Indeed, Sabado Gigante is also an advertiser’s dream come true. Throughout his 50 years on television, Don Francisco has helped pitch dozens, if not hundreds, of brands to its millions of viewers worldwide. The show has capitalized for years on the product-placement trend, inserting ads for firms that range from Dell Computers to Coors Light, Coca-Cola and the Ford Motor Co. Unlike other shows that claim to seamlessly and subtly integrate a brand within a sitcom or a telenovela, Don Francisco does it bluntly, often inviting a live audience to join him in singing an advertiser’s jingle.

As Don Francisco, Kreutzberger has interviewed a wide range of people, from the smallest man on Earth to world leaders and Hollywood personalities.

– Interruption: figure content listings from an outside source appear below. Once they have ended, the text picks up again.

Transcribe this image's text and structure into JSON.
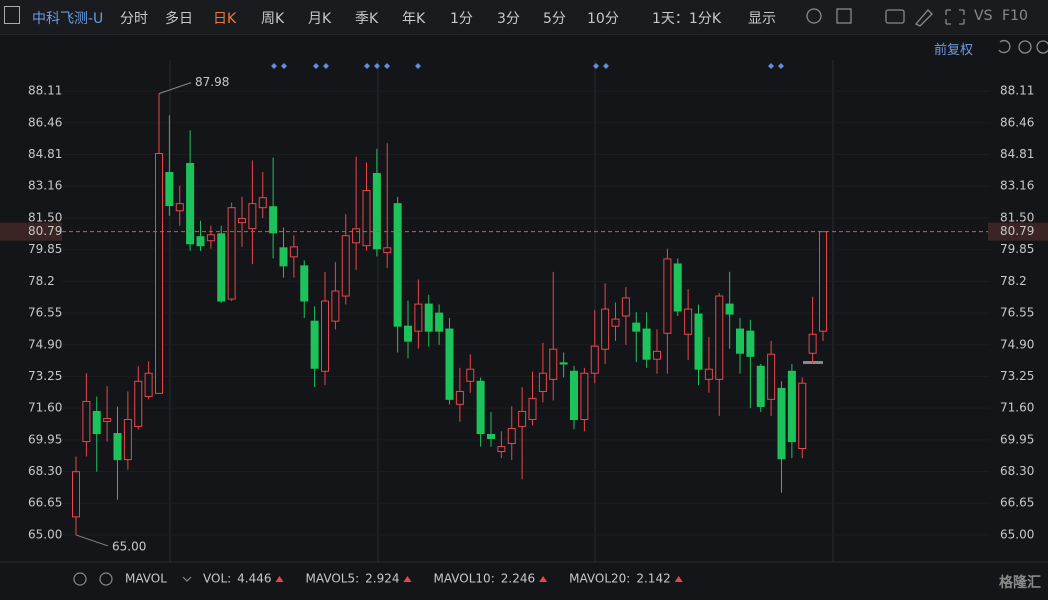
{
  "toolbar": {
    "stock": "中科飞测-U",
    "tabs": [
      "分时",
      "多日",
      "日K",
      "周K",
      "月K",
      "季K",
      "年K",
      "1分",
      "3分",
      "5分",
      "10分",
      "1天：1分K",
      "显示"
    ],
    "active_tab": 2,
    "right": [
      "VS",
      "F10"
    ],
    "adjust": "前复权"
  },
  "chart_data": {
    "type": "candlestick",
    "open": [
      65.94,
      69.86,
      71.43,
      70.91,
      70.28,
      68.92,
      70.65,
      72.21,
      72.37,
      83.87,
      81.88,
      84.34,
      80.53,
      80.32,
      80.68,
      77.28,
      81.26,
      80.95,
      82.04,
      82.09,
      79.95,
      79.48,
      79.01,
      76.13,
      73.52,
      76.13,
      77.44,
      80.21,
      80.06,
      83.82,
      79.7,
      82.25,
      75.87,
      75.61,
      77.02,
      76.55,
      75.72,
      71.8,
      73.0,
      73.0,
      70.23,
      69.34,
      69.76,
      70.65,
      71.01,
      72.47,
      73.1,
      73.96,
      73.52,
      71.01,
      73.42,
      74.67,
      75.87,
      76.4,
      76.03,
      75.72,
      74.15,
      75.5,
      79.11,
      75.45,
      76.5,
      73.1,
      73.1,
      77.02,
      75.72,
      75.61,
      73.78,
      72.06,
      72.63,
      73.52,
      69.5,
      74.46,
      75.61
    ],
    "high": [
      69.08,
      73.42,
      72.21,
      72.74,
      71.69,
      72.47,
      73.78,
      74.04,
      87.98,
      86.85,
      83.19,
      86.07,
      81.36,
      81.1,
      81.1,
      82.3,
      82.6,
      84.5,
      83.9,
      84.65,
      81.0,
      80.6,
      79.3,
      76.9,
      78.7,
      79.2,
      81.7,
      84.7,
      84.4,
      85.1,
      85.4,
      82.6,
      77.2,
      78.3,
      77.5,
      77.0,
      76.3,
      73.7,
      74.4,
      73.2,
      71.4,
      70.4,
      71.7,
      72.7,
      73.5,
      75.0,
      78.7,
      74.5,
      73.8,
      73.7,
      76.7,
      78.1,
      77.1,
      77.9,
      76.6,
      76.6,
      75.7,
      79.9,
      79.4,
      77.8,
      77.0,
      75.3,
      77.6,
      78.7,
      76.3,
      76.2,
      73.9,
      75.1,
      73.0,
      73.9,
      73.2,
      77.4,
      80.79
    ],
    "low": [
      65,
      69.08,
      68.29,
      69.86,
      66.83,
      68.4,
      70.49,
      72.06,
      72.37,
      81.62,
      81.1,
      79.79,
      79.79,
      79.9,
      77.08,
      77.18,
      80.0,
      79.1,
      81.5,
      79.4,
      78.4,
      78.4,
      76.3,
      72.7,
      72.8,
      75.7,
      77.0,
      78.8,
      79.8,
      79.5,
      78.9,
      74.5,
      74.2,
      74.7,
      74.8,
      74.9,
      71.8,
      70.9,
      72.4,
      69.6,
      69.6,
      69.0,
      68.9,
      67.9,
      70.7,
      71.9,
      72.0,
      73.2,
      70.5,
      70.4,
      72.9,
      73.9,
      75.1,
      74.9,
      74.0,
      73.7,
      73.4,
      73.4,
      76.4,
      74.1,
      72.8,
      72.4,
      71.2,
      74.7,
      73.4,
      71.6,
      71.4,
      71.2,
      67.2,
      69.0,
      69.0,
      73.9,
      75.1
    ],
    "close": [
      68.29,
      71.95,
      70.28,
      71.06,
      68.92,
      71.01,
      73.0,
      73.42,
      84.86,
      82.15,
      82.25,
      80.16,
      80.06,
      80.63,
      77.18,
      82.04,
      81.47,
      82.25,
      82.56,
      80.73,
      79.01,
      80.0,
      77.18,
      73.68,
      77.18,
      77.7,
      80.58,
      80.94,
      82.93,
      79.9,
      79.95,
      75.87,
      75.09,
      77.02,
      75.61,
      75.61,
      72.06,
      72.47,
      73.63,
      70.28,
      70.02,
      69.6,
      70.54,
      71.43,
      72.11,
      73.42,
      74.67,
      73.9,
      71.01,
      73.42,
      74.83,
      76.76,
      76.24,
      77.34,
      75.61,
      74.15,
      74.56,
      79.37,
      76.66,
      76.76,
      73.63,
      73.63,
      77.44,
      76.5,
      74.46,
      74.3,
      71.69,
      74.41,
      68.97,
      69.86,
      72.9,
      75.45,
      80.79
    ],
    "up_color": "#e8474a",
    "down_color": "#1cc35b",
    "ylim": [
      63.59,
      89.73
    ],
    "yticks": [
      88.11,
      86.46,
      84.81,
      83.16,
      {
        "value": 81.5,
        "label": "81.50"
      },
      79.85,
      78.2,
      76.55,
      {
        "value": 74.9,
        "label": "74.90"
      },
      73.25,
      {
        "value": 71.6,
        "label": "71.60"
      },
      69.95,
      {
        "value": 68.3,
        "label": "68.30"
      },
      66.65,
      {
        "value": 65,
        "label": "65.00"
      }
    ],
    "high_label": {
      "value": 87.98,
      "label": "87.98"
    },
    "low_label": {
      "value": 65,
      "label": "65.00"
    },
    "last_price": {
      "value": 80.79,
      "label": "80.79"
    }
  },
  "indicators": {
    "name": "MAVOL",
    "items": [
      {
        "name": "VOL:",
        "value": 4.446,
        "color": "#e8474a"
      },
      {
        "name": "MAVOL5:",
        "value": 2.924,
        "color": "#e8a33a"
      },
      {
        "name": "MAVOL10:",
        "value": 2.246,
        "color": "#3aa3e8"
      },
      {
        "name": "MAVOL20:",
        "value": 2.142,
        "color": "#d673d6"
      }
    ]
  },
  "watermark": "格隆汇"
}
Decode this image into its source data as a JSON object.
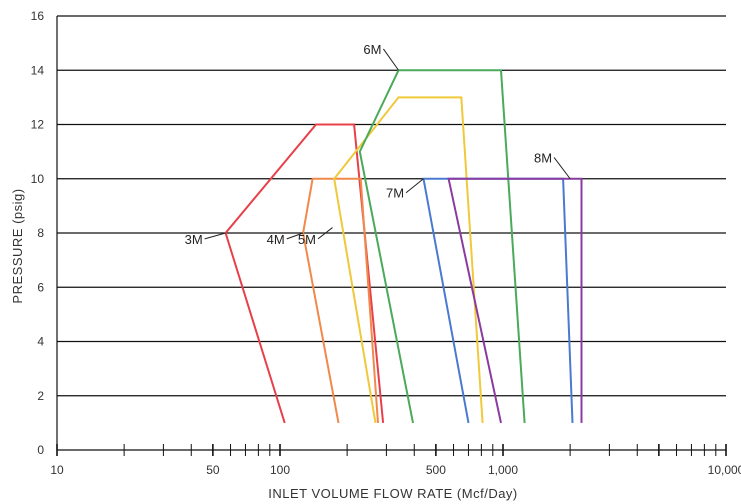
{
  "chart_data": {
    "type": "line",
    "title": "",
    "xlabel": "INLET VOLUME FLOW RATE (Mcf/Day)",
    "ylabel": "PRESSURE (psig)",
    "xscale": "log",
    "xlim": [
      10,
      10000
    ],
    "ylim": [
      0,
      16
    ],
    "x_tick_labels": [
      {
        "value": 10,
        "label": "10"
      },
      {
        "value": 50,
        "label": "50"
      },
      {
        "value": 100,
        "label": "100"
      },
      {
        "value": 500,
        "label": "500"
      },
      {
        "value": 1000,
        "label": "1,000"
      },
      {
        "value": 10000,
        "label": "10,000"
      }
    ],
    "y_ticks": [
      0,
      2,
      4,
      6,
      8,
      10,
      12,
      14,
      16
    ],
    "y_tick_labels": [
      "0",
      "2",
      "4",
      "6",
      "8",
      "10",
      "12",
      "14",
      "16"
    ],
    "grid": "horizontal",
    "series": [
      {
        "name": "3M",
        "color": "#e8404a",
        "points": [
          [
            105,
            1
          ],
          [
            57,
            8
          ],
          [
            145,
            12
          ],
          [
            215,
            12
          ],
          [
            290,
            1
          ]
        ]
      },
      {
        "name": "4M",
        "color": "#f0894a",
        "points": [
          [
            183,
            1
          ],
          [
            127,
            8
          ],
          [
            140,
            10
          ],
          [
            230,
            10
          ],
          [
            275,
            1
          ]
        ]
      },
      {
        "name": "5M",
        "color": "#f0c93a",
        "points": [
          [
            268,
            1
          ],
          [
            175,
            10
          ],
          [
            340,
            13
          ],
          [
            650,
            13
          ],
          [
            810,
            1
          ]
        ]
      },
      {
        "name": "6M",
        "color": "#4aaa5a",
        "points": [
          [
            395,
            1
          ],
          [
            228,
            11
          ],
          [
            340,
            14
          ],
          [
            980,
            14
          ],
          [
            1250,
            1
          ]
        ]
      },
      {
        "name": "7M",
        "color": "#4a7ad0",
        "points": [
          [
            700,
            1
          ],
          [
            440,
            10
          ],
          [
            1860,
            10
          ],
          [
            2050,
            1
          ]
        ]
      },
      {
        "name": "8M",
        "color": "#8a3aa0",
        "points": [
          [
            980,
            1
          ],
          [
            570,
            10
          ],
          [
            2250,
            10
          ],
          [
            2250,
            1
          ]
        ]
      }
    ],
    "annotations": [
      {
        "text": "3M",
        "target": [
          57,
          8
        ],
        "anchor": [
          45,
          7.6
        ]
      },
      {
        "text": "4M",
        "target": [
          127,
          8
        ],
        "anchor": [
          105,
          7.6
        ]
      },
      {
        "text": "5M",
        "target": [
          172,
          8.2
        ],
        "anchor": [
          145,
          7.6
        ]
      },
      {
        "text": "6M",
        "target": [
          340,
          14
        ],
        "anchor": [
          285,
          14.6
        ]
      },
      {
        "text": "7M",
        "target": [
          440,
          10
        ],
        "anchor": [
          360,
          9.3
        ]
      },
      {
        "text": "8M",
        "target": [
          2000,
          10
        ],
        "anchor": [
          1660,
          10.6
        ]
      }
    ]
  }
}
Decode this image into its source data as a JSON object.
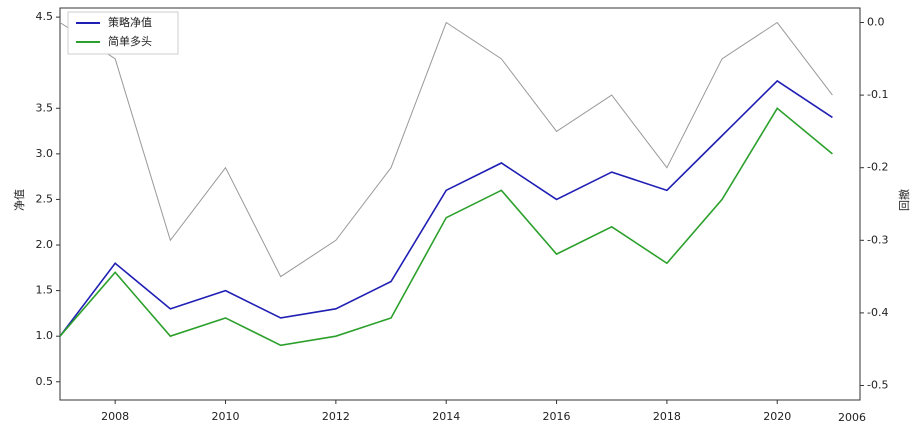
{
  "chart_data": {
    "type": "line",
    "ylabel": "净值",
    "y2label": "回撤",
    "x": [
      2007,
      2008,
      2009,
      2010,
      2011,
      2012,
      2013,
      2014,
      2015,
      2016,
      2017,
      2018,
      2019,
      2020,
      2021
    ],
    "series": [
      {
        "name": "策略净值",
        "color": "#1f1fb4",
        "values": [
          1.0,
          1.8,
          1.3,
          1.5,
          1.2,
          1.3,
          1.6,
          2.6,
          2.9,
          2.5,
          2.8,
          2.6,
          3.2,
          3.8,
          3.4
        ]
      },
      {
        "name": "简单多头",
        "color": "#2ca02c",
        "values": [
          1.0,
          1.7,
          1.0,
          1.2,
          0.9,
          1.0,
          1.2,
          2.3,
          2.6,
          1.9,
          2.2,
          1.8,
          2.5,
          3.5,
          3.0
        ]
      }
    ],
    "drawdown": {
      "color": "#999999",
      "axis": "y2",
      "values": [
        0,
        -0.05,
        -0.3,
        -0.2,
        -0.35,
        -0.3,
        -0.2,
        0,
        -0.05,
        -0.15,
        -0.1,
        -0.2,
        -0.05,
        0,
        -0.1
      ]
    },
    "xlim": [
      2007,
      2021.5
    ],
    "xticks": [
      2008,
      2010,
      2012,
      2014,
      2016,
      2018,
      2020
    ],
    "ylim": [
      0.3,
      4.6
    ],
    "yticks": [
      {
        "value": 0.5,
        "label": "0.5"
      },
      {
        "value": 1,
        "label": "1.0"
      },
      {
        "value": 1.5,
        "label": "1.5"
      },
      {
        "value": 2,
        "label": "2.0"
      },
      {
        "value": 2.5,
        "label": "2.5"
      },
      {
        "value": 3,
        "label": "3.0"
      },
      {
        "value": 3.5,
        "label": "3.5"
      },
      {
        "value": 4.5,
        "label": "4.5"
      }
    ],
    "y2lim": [
      -0.52,
      0.02
    ],
    "y2ticks": [
      {
        "value": 0,
        "label": "0.0"
      },
      {
        "value": -0.1,
        "label": "-0.1"
      },
      {
        "value": -0.2,
        "label": "-0.2"
      },
      {
        "value": -0.3,
        "label": "-0.3"
      },
      {
        "value": -0.4,
        "label": "-0.4"
      },
      {
        "value": -0.5,
        "label": "-0.5"
      }
    ],
    "annotations": [
      "2006"
    ],
    "legend": "upper left"
  }
}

He has been a guest of honor to the assumption of seven Chilean presidents, and received a star on Hollywood’s Walk of Fame in 2001.

And while he estimates he has done more than 50,000 interviews throughout his career, he still has one more goal to accomplish: To launch a television network targeting senior citizens, going beyond what most TV outlets currently do, which is to cater to the 18-49 crowd. “I want to have a TV chain for people ages 50 and over,” he says.

In addition to hosting Sabado Gigante, Kreutzberger also hosts a one-hour weekly show called Don Francisco Presenta, a more serious interview-only show, also on the Univision Network. Additionally, he created Teleton, a charity telethon for physically disabled children that this year raised more than $50 million for children throughout the Americas. And he is the president of the International Organization of Telethons, a group dedicated to improving the quality of life of people with disabilities, and is the Latino spokesperson for the Muscular Dystrophy Association.

Unlike most people his age, Kreutzberger does not think of retirement. In fact, when asked about retirement, he refers to what he himself calls a clichéd, overused phrase: “I don’t think you retire yourself, you get yourself retired. In my case, I’ll be retired by the ratings, or by my own physical and intellectual endurance.”

But now? No reason to think about it — he’s at the height of his career.